13. The method of manufacturing an anode according to claim 12, wherein active material particles containing silicon and lithium as an element are prepared, the active material particles are supported by the anode current collector, and thereby a precursor layer is formed.

14. The method of manufacturing an anode according to claim 12, wherein particles containing silicon as an element are prepared, the particles are supported by the anode current collector, and then lithium is inserted in the particles, and thereby a precursor layer is formed.

15. The method of manufacturing an anode according to claim 14, wherein particles containing silicon are supported by the anode current collector, and then lithium is vapor-deposited, and thereby lithium is inserted in the particles.

16. The method of manufacturing an anode according to claim 12, wherein a binder is used when a precursor layer is formed.

17. The method of manufacturing an anode according to claim 12, wherein a heating temperature is equal to or less than the melting point of the anode current collector.

18. The method of manufacturing an anode according to claim 12, wherein the anode current collector is formed from a material containing copper (Cu) as an element, and a heating temperature is equal to or less than the melting point of copper.

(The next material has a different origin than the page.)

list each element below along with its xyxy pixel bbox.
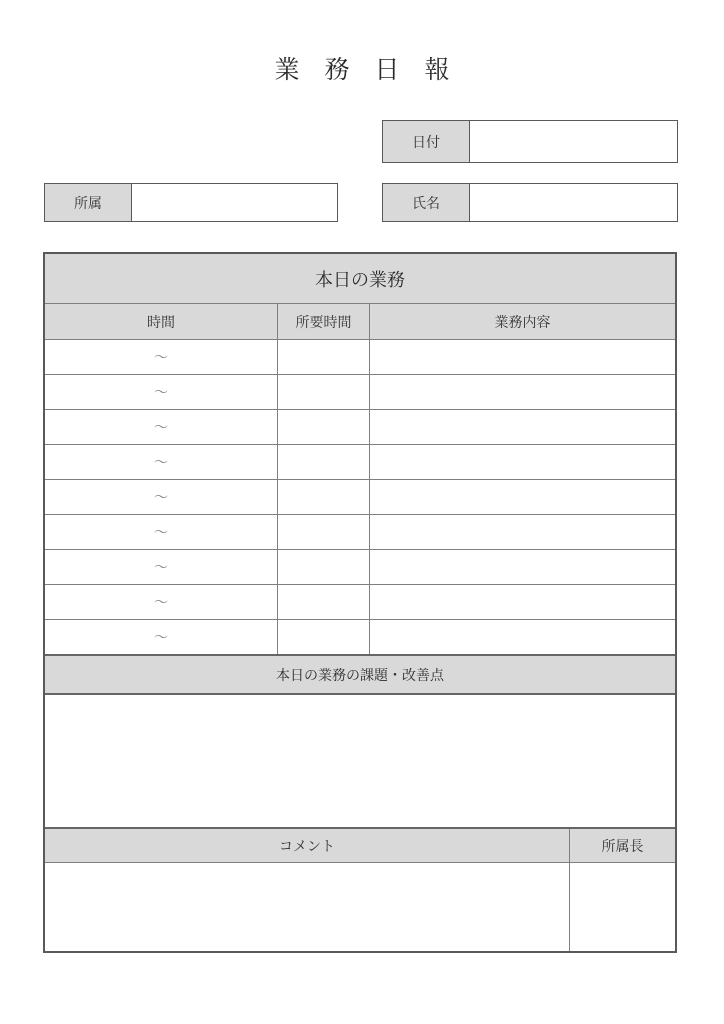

19. A method of manufacturing a battery comprising:

a cathode;

an anode; and

an electrolyte, including a step of forming the anode by forming a precursor layer containing active material particles containing silicon (Si) and lithium (Li) as an element on an anode current collector, heating the resultant, and thereby binding the active material particles to each other by sintering or fusing.

20. The method of manufacturing a battery according to claim 19, wherein active material particles containing silicon and lithium as an element are prepared, the active material particles are supported by the anode current collector, and thereby a precursor layer is formed.

21. The method of manufacturing a battery according to claim 19, wherein particles containing silicon as an element are prepared, the particles are supported by the anode current collector, and then lithium is inserted in the particles, and thereby a precursor layer is formed.

22. The method of manufacturing a battery according to claim 21, wherein particles containing silicon are supported by the anode current collector, and then lithium is vapor-deposited, and thereby lithium is inserted in the particles.

23. The method of manufacturing a battery according to claim 19, wherein a binder is used when a precursor layer is formed.

24. The method of manufacturing a battery according to claim 19, wherein a heating temperature is equal to or less than the melting point of the anode current collector.

25. The method of manufacturing a battery according to claim 19, wherein the anode current collector is formed from a material containing copper (Cu) as an element, and a heating temperature is equal to or less than the melting point of copper.